Scatterplot van de relatie tussen zelfgeschat en actueel IQ, naar geslacht (blauwe lijn is mannen, groen is vrouwen). Krediet:auteur verstrekt
Na statistisch gecontroleerd te hebben voor de effecten van het daadwerkelijk gemeten IQ, onderzochten we vervolgens de sterkste voorspellers van zelfgeschatte intelligentie. De resultaten toonden aan dat biologisch geslacht de sterkste factor bleef:mannen beoordeelden hun intelligentie als hoger dan vrouwen. Psychologisch geslacht was echter ook een zeer sterke voorspeller, waarbij zeer mannelijke proefpersonen hun intelligentie hoger beoordeelden (belangrijk is dat er geen verband was met vrouwelijkheid).
Er was ook een sterke bijdrage van het algemene gevoel van eigenwaarde aan het intellectuele zelfbeeld van de deelnemers. Zoals hierboven vermeld, rapporteren mannen een hoger zelfbeeld dan vrouwen.
Waarom doet dit er allemaal toe?
Onderwijspsychologen besteden aandacht aan intellectueel zelfbeeld omdat het vaak een self-fulfilling prophecy is:als je denkt dat je het niet kunt, doe je het niet.
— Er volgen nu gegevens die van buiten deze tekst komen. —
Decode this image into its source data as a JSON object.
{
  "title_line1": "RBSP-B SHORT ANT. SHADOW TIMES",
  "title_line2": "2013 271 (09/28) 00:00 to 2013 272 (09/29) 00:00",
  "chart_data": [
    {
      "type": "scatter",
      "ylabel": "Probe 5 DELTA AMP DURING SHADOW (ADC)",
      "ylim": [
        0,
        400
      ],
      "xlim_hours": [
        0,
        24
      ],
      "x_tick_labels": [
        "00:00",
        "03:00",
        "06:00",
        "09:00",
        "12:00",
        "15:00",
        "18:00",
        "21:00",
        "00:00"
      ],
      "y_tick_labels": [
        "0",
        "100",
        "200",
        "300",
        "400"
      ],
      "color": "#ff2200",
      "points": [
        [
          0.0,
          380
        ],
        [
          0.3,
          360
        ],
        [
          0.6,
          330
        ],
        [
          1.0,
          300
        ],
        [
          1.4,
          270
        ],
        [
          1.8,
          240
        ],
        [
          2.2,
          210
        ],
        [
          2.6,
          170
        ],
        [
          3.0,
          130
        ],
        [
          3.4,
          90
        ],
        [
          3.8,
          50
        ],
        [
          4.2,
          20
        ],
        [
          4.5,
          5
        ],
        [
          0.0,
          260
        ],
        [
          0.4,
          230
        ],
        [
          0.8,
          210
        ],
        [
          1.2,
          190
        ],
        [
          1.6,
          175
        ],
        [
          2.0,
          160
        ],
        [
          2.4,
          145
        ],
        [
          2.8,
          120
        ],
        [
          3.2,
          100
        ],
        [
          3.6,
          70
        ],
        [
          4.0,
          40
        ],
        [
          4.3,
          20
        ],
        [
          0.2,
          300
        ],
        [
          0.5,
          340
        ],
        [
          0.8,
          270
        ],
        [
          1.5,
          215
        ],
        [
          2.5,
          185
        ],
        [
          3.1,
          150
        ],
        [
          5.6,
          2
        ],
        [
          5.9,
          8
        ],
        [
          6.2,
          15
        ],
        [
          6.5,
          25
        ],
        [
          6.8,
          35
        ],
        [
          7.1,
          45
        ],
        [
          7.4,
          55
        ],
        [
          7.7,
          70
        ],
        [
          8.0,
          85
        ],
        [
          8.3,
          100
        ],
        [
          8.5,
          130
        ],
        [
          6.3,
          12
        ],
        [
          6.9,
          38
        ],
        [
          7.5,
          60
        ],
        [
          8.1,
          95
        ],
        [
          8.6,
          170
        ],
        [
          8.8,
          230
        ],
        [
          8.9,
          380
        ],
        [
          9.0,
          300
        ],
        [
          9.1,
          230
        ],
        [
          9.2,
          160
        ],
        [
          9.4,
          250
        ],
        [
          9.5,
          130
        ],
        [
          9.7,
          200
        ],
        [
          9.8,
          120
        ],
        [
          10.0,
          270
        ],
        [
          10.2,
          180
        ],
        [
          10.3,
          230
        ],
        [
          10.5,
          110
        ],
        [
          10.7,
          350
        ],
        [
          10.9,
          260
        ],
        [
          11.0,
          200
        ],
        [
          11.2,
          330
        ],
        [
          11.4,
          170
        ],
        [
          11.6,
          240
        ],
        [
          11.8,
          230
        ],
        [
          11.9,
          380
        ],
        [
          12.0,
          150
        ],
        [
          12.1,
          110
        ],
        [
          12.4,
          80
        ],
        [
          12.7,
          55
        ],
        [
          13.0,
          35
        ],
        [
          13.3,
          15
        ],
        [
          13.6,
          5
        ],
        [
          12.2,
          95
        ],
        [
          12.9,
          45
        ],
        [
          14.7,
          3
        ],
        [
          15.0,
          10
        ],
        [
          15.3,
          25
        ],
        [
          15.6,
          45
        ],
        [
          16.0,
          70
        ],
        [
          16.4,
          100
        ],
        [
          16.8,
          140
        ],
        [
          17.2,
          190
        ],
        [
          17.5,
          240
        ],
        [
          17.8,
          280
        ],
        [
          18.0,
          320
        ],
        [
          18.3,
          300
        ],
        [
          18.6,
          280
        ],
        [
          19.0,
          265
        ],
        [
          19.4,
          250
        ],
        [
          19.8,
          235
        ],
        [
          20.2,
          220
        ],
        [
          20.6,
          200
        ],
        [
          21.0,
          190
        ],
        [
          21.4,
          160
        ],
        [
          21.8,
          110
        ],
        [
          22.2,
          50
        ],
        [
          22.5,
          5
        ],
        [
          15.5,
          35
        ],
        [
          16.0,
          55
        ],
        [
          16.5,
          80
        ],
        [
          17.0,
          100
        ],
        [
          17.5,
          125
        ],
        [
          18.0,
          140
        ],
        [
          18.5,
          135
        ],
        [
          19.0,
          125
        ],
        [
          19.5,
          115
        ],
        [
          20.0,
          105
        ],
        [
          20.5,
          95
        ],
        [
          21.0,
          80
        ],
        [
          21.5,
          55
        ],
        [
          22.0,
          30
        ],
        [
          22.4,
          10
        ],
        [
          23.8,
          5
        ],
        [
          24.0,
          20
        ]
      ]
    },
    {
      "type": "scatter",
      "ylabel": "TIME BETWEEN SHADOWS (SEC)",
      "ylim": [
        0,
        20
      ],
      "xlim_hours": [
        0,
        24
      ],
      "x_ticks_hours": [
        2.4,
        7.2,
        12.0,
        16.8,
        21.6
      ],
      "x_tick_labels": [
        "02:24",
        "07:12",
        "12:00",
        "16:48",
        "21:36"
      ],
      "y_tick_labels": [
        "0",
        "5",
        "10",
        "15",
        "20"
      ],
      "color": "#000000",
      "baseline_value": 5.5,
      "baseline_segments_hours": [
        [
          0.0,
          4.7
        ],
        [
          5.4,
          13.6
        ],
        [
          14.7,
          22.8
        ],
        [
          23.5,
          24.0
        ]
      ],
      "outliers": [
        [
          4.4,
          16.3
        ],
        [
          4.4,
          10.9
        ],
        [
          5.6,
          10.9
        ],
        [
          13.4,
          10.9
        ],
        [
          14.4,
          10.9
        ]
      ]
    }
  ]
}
Wanneer meisjes hun intelligentie op school onderschatten, hebben ze de neiging om minder uitdagende cursusinhoud te kiezen, vooral in wetenschap, technologie, techniek en wiskunde (de STEM-vakken). Deze beslissingen beperken hun opleidings- en loopbaankeuzes na schooltijd.
Deze genderverschillen kunnen voor een deel de genderkloof in lonen en onderhandelingspositie met werkgevers verklaren.
We moeten de aspiraties van meisjes opheffen als ze willen doorgaan met het oplossen van de complexe problemen waarmee onze samenleving wordt geconfronteerd, en tegelijkertijd een gelijk loon willen bereiken. Het begint al vroeg met genderspecifieke verwachtingen van ouders over intelligentie en verschillen in zelfrespect tussen jongens en meisjes.
Zou het niet mooi zijn als we als ouders, opvoeders en als samenleving het zelfvertrouwen van meisjes en jonge vrouwen zouden kunnen opbouwen tot een niveau waarop ze in zichzelf geloven en vrij zijn van die twijfels?